Just two days after regional consumer electronics chain Circuit City declared bankruptcy, Best Buy has slashed its earnings forecast for the upcoming holiday season and much of 2009.
The retail giant forecast fiscal 2009 earnings of about US$2.30 to $2.90 per share, down from a prior forecast of $3.25 to $3.40 per share. Best Buy now expects annual revenue of $43.7 billion to $45.5 billion, down from its earlier forecast of about $47 billion.
Best Buy, the No. 1 consumer electronics retailer in the U.S., said same-store sales fell about 7.6 percent in October after falling 1.3 percent in September. The company said same-store sales in November 2008 through February 2009 could decline by 5 percent to 15 percent, leading to an annual same-store sales decline of 1 percent to 8 percent.
Best Buy’s stock was down nearly 7 percent in mid-day trading at $22.23 per share on the grim news.
Best Buy’s Pain Predictable
The adjusted outlook was expected.
“It’s not a big surprise that they had to lower their numbers because we knew September was soft,” Daniel Binder, an equity analyst with Jefferies & Co., told the E-Commerce Times. “I think what was surprising was the range they gave of the sales and earnings guidance. It was wider than we thought.”

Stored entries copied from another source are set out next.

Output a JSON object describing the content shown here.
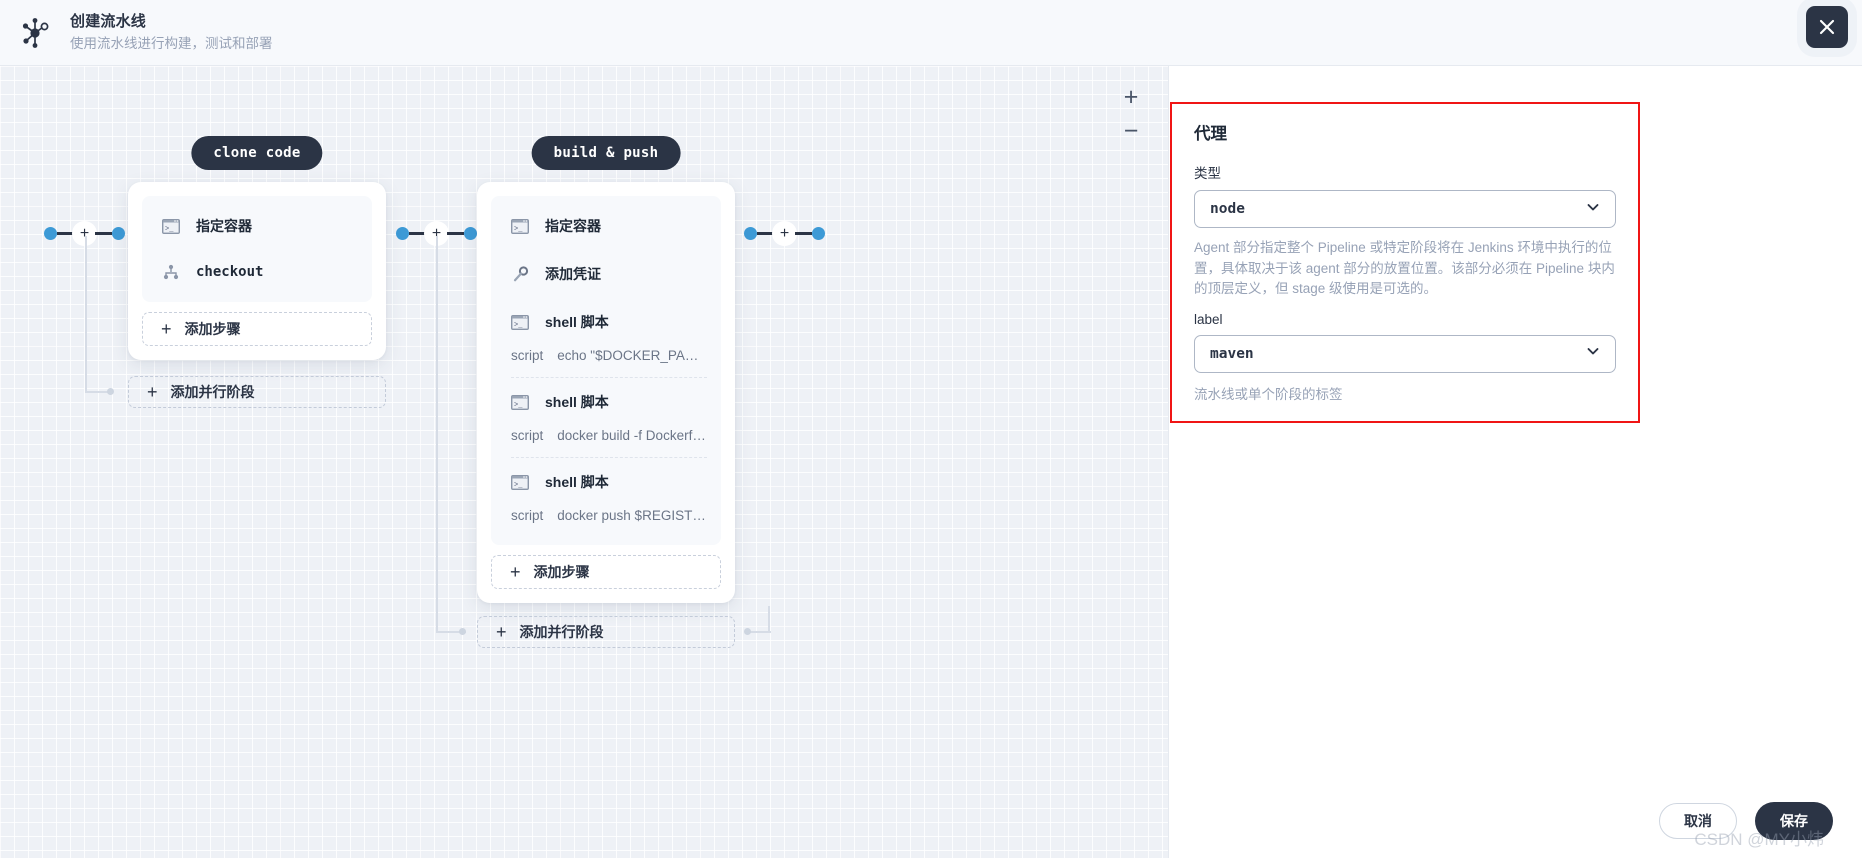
{
  "header": {
    "title": "创建流水线",
    "subtitle": "使用流水线进行构建，测试和部署",
    "logo_icon": "pipeline-node-graph-icon",
    "close_icon": "close-icon"
  },
  "canvas": {
    "zoom_in": "+",
    "zoom_out": "−",
    "stages": [
      {
        "name": "clone code",
        "steps": [
          {
            "icon": "terminal-icon",
            "label": "指定容器",
            "script_key": null,
            "script_value": null
          },
          {
            "icon": "checkout-branch-icon",
            "label": "checkout",
            "script_key": null,
            "script_value": null
          }
        ],
        "add_step_label": "添加步骤",
        "add_parallel_label": "添加并行阶段"
      },
      {
        "name": "build & push",
        "steps": [
          {
            "icon": "terminal-icon",
            "label": "指定容器",
            "script_key": null,
            "script_value": null
          },
          {
            "icon": "key-icon",
            "label": "添加凭证",
            "script_key": null,
            "script_value": null
          },
          {
            "icon": "terminal-icon",
            "label": "shell 脚本",
            "script_key": "script",
            "script_value": "echo \"$DOCKER_PASS…"
          },
          {
            "icon": "terminal-icon",
            "label": "shell 脚本",
            "script_key": "script",
            "script_value": "docker build -f Dockerfile…"
          },
          {
            "icon": "terminal-icon",
            "label": "shell 脚本",
            "script_key": "script",
            "script_value": "docker push $REGISTR…"
          }
        ],
        "add_step_label": "添加步骤",
        "add_parallel_label": "添加并行阶段"
      }
    ]
  },
  "panel": {
    "heading": "代理",
    "type_label": "类型",
    "type_value": "node",
    "type_help": "Agent 部分指定整个 Pipeline 或特定阶段将在 Jenkins 环境中执行的位置，具体取决于该 agent 部分的放置位置。该部分必须在 Pipeline 块内的顶层定义，但 stage 级使用是可选的。",
    "label_label": "label",
    "label_value": "maven",
    "label_help": "流水线或单个阶段的标签",
    "chevron_icon": "chevron-down-icon",
    "highlight_color": "#f01515"
  },
  "footer": {
    "cancel": "取消",
    "save": "保存"
  },
  "watermark": "CSDN @MY小炜"
}
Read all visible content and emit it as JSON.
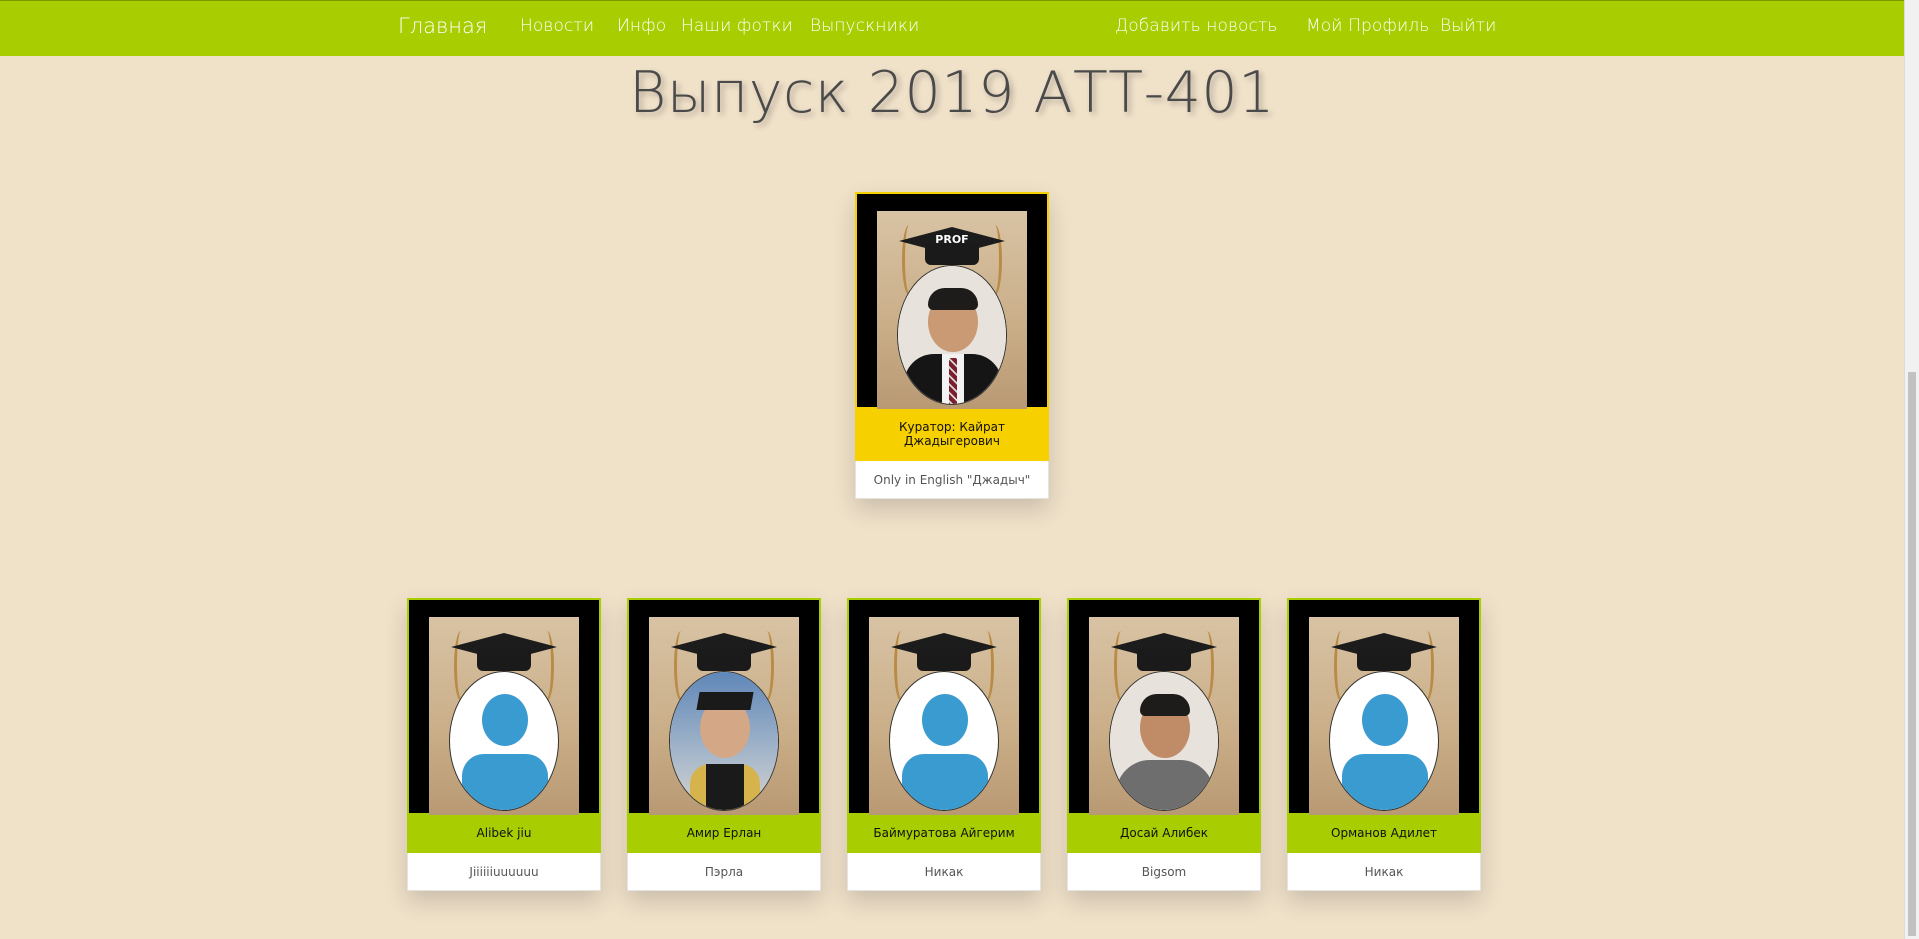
{
  "nav": {
    "brand": "Главная",
    "left_links": [
      "Новости",
      "Инфо",
      "Наши фотки",
      "Выпускники"
    ],
    "right_links": [
      "Добавить новость",
      "Мой Профиль",
      "Выйти"
    ],
    "bar_color": "#a8cd00"
  },
  "page": {
    "title": "Выпуск 2019 АТТ-401",
    "background": "#f0e1c9"
  },
  "curator": {
    "cap_label": "PROF",
    "name": "Куратор: Кайрат Джадыгерович",
    "nickname": "Only in English \"Джадыч\"",
    "strip_color": "#f7d000",
    "photo": "man-in-suit"
  },
  "graduates": [
    {
      "name": "Alibek jiu",
      "nickname": "Jiiiiiiuuuuuu",
      "photo": "default-avatar"
    },
    {
      "name": "Амир Ерлан",
      "nickname": "Пэрла",
      "photo": "graduation-photo"
    },
    {
      "name": "Баймуратова Айгерим",
      "nickname": "Никак",
      "photo": "default-avatar"
    },
    {
      "name": "Досай Алибек",
      "nickname": "Bigsom",
      "photo": "man-in-tshirt"
    },
    {
      "name": "Орманов Адилет",
      "nickname": "Никак",
      "photo": "default-avatar"
    }
  ],
  "colors": {
    "graduate_strip": "#a8cd00",
    "avatar_blue": "#3a9bd0"
  }
}
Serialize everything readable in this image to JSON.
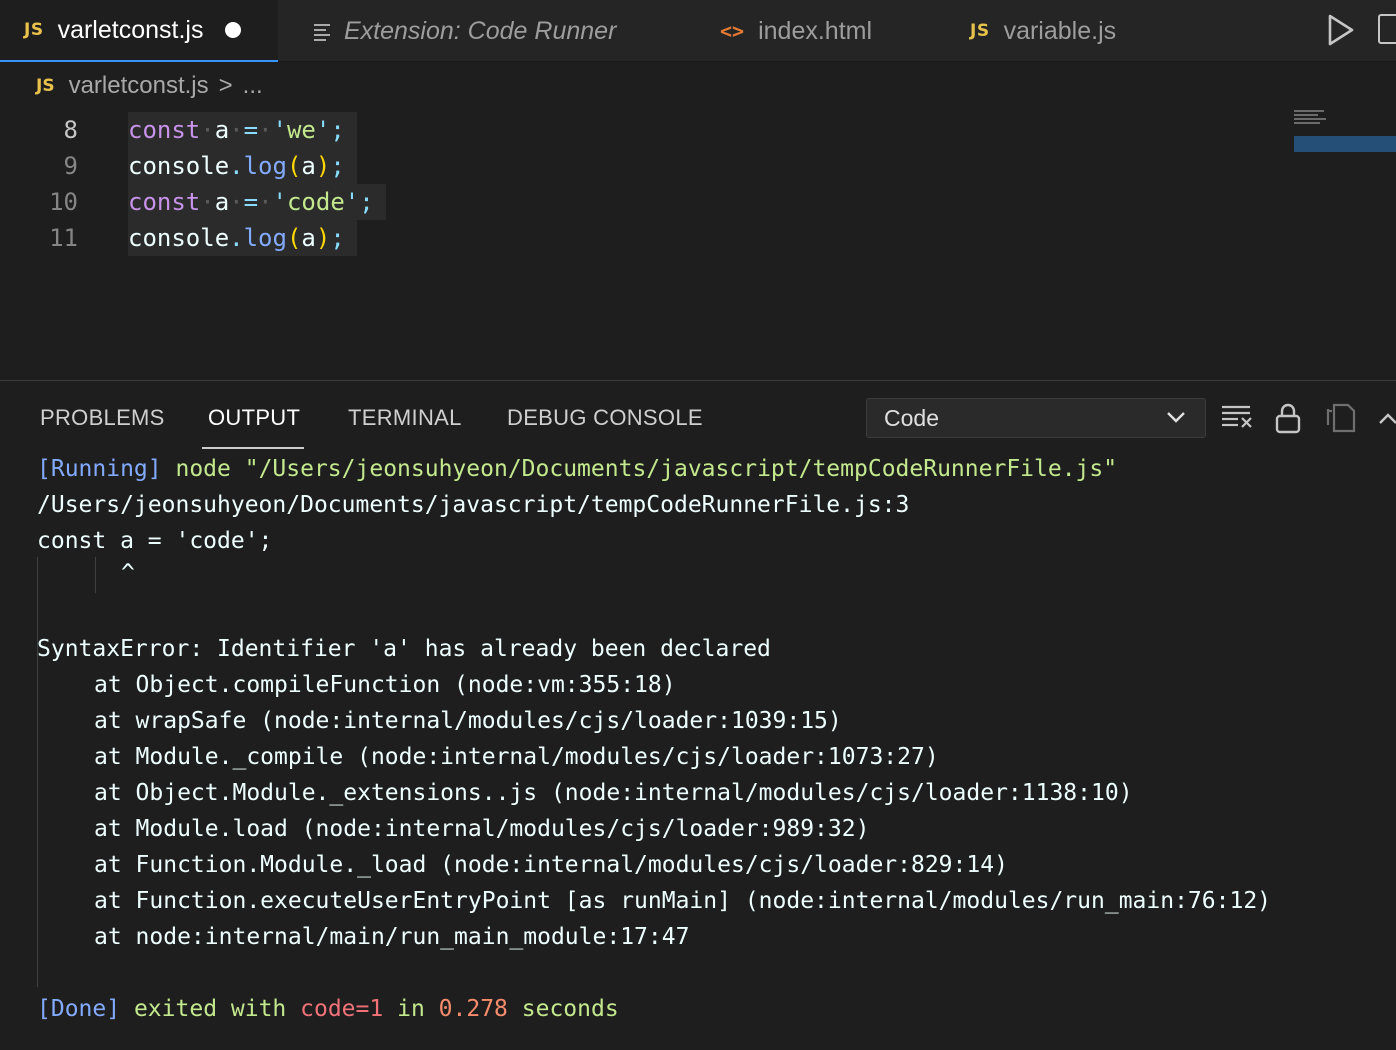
{
  "tabs": [
    {
      "label": "varletconst.js",
      "badge": "JS",
      "active": true,
      "dirty": true
    },
    {
      "label": "Extension: Code Runner",
      "badge": "",
      "active": false
    },
    {
      "label": "index.html",
      "badge": "<>",
      "active": false
    },
    {
      "label": "variable.js",
      "badge": "JS",
      "active": false
    }
  ],
  "breadcrumb": {
    "badge": "JS",
    "file": "varletconst.js",
    "separator": ">",
    "rest": "..."
  },
  "editor": {
    "line_numbers": [
      "8",
      "9",
      "10",
      "11"
    ],
    "lines": [
      "const a = 'we';",
      "console.log(a);",
      "const a = 'code';",
      "console.log(a);"
    ]
  },
  "panel": {
    "tabs": [
      "PROBLEMS",
      "OUTPUT",
      "TERMINAL",
      "DEBUG CONSOLE"
    ],
    "active_tab": "OUTPUT",
    "output_channel": "Code"
  },
  "output": {
    "running_tag": "[Running]",
    "running_cmd": "node \"/Users/jeonsuhyeon/Documents/javascript/tempCodeRunnerFile.js\"",
    "error_location": "/Users/jeonsuhyeon/Documents/javascript/tempCodeRunnerFile.js:3",
    "error_source": "const a = 'code';",
    "caret": "^",
    "error_message": "SyntaxError: Identifier 'a' has already been declared",
    "stack": [
      "at Object.compileFunction (node:vm:355:18)",
      "at wrapSafe (node:internal/modules/cjs/loader:1039:15)",
      "at Module._compile (node:internal/modules/cjs/loader:1073:27)",
      "at Object.Module._extensions..js (node:internal/modules/cjs/loader:1138:10)",
      "at Module.load (node:internal/modules/cjs/loader:989:32)",
      "at Function.Module._load (node:internal/modules/cjs/loader:829:14)",
      "at Function.executeUserEntryPoint [as runMain] (node:internal/modules/run_main:76:12)",
      "at node:internal/main/run_main_module:17:47"
    ],
    "done_tag": "[Done]",
    "done_text1": "exited with",
    "done_code": "code=1",
    "done_text2": "in",
    "done_time": "0.278",
    "done_text3": "seconds"
  },
  "colors": {
    "accent": "#3794ff",
    "keyword": "#c792ea",
    "string": "#c3e88d",
    "function": "#82aaff",
    "error": "#f07178",
    "number": "#f78c6c"
  }
}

Best Buy’s announcement is just the latest in what seems to be an endless stream of bad news on Wall Street. Consumer spending is heading south, and fast.
“It just ties into the uncertainty of the current environment,” Binder said. “[Best Buy is] aggressively tackling the cost structure and inventory and trying to keep it down. You’re going to see margins come under pressure.”
Best Buy announced its intention to take on additional credit, Binder noted.
“It primarily reflects two things,” he said. “They needed to replace the portion of their credit that was provided by Lehman. And it sounds like they want to have ample liquidity not just to get through this tough period, but to make advantageous inventory buys if the opportunity presents itself.”
It’s possible that Best Buy is hearing that some consumer electronics vendors have become cash-constrained due to the poor economy, said Binder.
“[These vendors] might be willing to unload inventory at a discount just to bring in cash,” he speculated. “That’s my read on it. That could be good for Best Buy, because they could turn it around and sell it at a better margin than they might typically get.”
Too Much Inventory, No Spending
Excess inventory is a chronic quandary for consumer electronics makers and retailers.
“It’s the nature of the beast,” Richard Hastings, consumer strategist at Global Hunter Securities, told the E-Commerce Times. “It usually resolves itself after nine months, but we’ll see significant weakness on price for the next six months.”
The good news is that periods of prolonged weakness tend to drive faster innovation in the sector as vendors push to get new products to consumers and businesses, he said.
“The other thing that is a positive,” Hastings said, “is that prices will come down easily — and for those that have some spending capacity, buying power will increase a lot,” he said. “It will be possible to get quality laptops for $299 and flat-screen TVs with prices coming down quite a bit.”